= Clotilde Kainerstorfer =

Austrian composer (1833–1897)

Clotilde Kainerstorfer (2 July 1833 – 26 September 1897) was an Austrian composer born in Hall in Tirol. She composed sacred works and published ten pieces for piano and organ in Augsburg in 1878 as her first known compositions. She died in 1897 in Linz.

==Works==
Selected works include:
- 10 Weihnachts-Lieder (No. 1. "Gottes Lob soll heut erschallen," No. 2. "Sei uns willkommen," No. 3. "Engelssang, Himmelsklang," No. 4. Gloria (Choral): "Preis u. Ehre in den Höhen," No. 5. "Sei du uns gegrüsset," No. 6. "Wie winket so freundlich," No. 7. "Lasst uns Gespielen," No. 8. "Erwecket durch himmlische Klänge," No. 9. "Voll Jubel u.
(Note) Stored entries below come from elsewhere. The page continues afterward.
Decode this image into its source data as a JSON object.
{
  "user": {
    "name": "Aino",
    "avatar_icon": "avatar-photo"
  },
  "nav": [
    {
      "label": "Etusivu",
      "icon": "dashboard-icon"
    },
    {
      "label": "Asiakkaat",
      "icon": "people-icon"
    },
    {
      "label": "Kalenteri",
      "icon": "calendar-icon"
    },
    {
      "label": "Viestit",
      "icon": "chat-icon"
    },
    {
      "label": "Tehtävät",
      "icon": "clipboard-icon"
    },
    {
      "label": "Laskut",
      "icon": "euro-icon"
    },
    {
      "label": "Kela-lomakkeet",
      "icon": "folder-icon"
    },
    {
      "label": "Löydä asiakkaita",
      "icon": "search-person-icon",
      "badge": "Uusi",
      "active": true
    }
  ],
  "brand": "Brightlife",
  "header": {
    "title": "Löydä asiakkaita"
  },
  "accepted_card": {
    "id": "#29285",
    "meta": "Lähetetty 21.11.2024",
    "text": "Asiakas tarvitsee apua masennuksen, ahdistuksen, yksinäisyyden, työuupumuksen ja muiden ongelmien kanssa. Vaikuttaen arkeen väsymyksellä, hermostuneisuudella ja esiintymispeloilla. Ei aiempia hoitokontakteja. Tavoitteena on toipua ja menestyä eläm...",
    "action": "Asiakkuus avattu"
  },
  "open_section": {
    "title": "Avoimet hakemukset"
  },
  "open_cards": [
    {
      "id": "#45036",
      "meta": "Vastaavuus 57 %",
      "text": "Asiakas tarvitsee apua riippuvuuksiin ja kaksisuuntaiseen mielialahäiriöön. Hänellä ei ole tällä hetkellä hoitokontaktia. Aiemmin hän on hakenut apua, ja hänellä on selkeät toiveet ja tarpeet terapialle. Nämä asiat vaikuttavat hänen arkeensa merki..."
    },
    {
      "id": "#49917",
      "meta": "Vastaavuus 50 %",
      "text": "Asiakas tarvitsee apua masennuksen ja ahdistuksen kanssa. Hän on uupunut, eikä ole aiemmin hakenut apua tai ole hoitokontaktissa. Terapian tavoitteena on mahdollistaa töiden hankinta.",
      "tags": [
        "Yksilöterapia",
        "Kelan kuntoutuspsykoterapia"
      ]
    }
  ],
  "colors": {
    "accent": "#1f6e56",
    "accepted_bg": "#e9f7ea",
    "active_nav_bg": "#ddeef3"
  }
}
Freude," No. 10. Gloria (Choral): "Ehre sei Gott in der Höbe," November 1878
- Marien-Blumen, Song in honor of the Blessed Virgin Mary, April 1881.
- Marienlied: Der Tag entflieht (The Day Escapes), November 1880
- Offertorium: Ad te Domine levavi, November 1878.
- Salve Regina. Marienlied zur Maiandacht, August 1882.
- Siona (latein. u. deutscher Text), November 1880.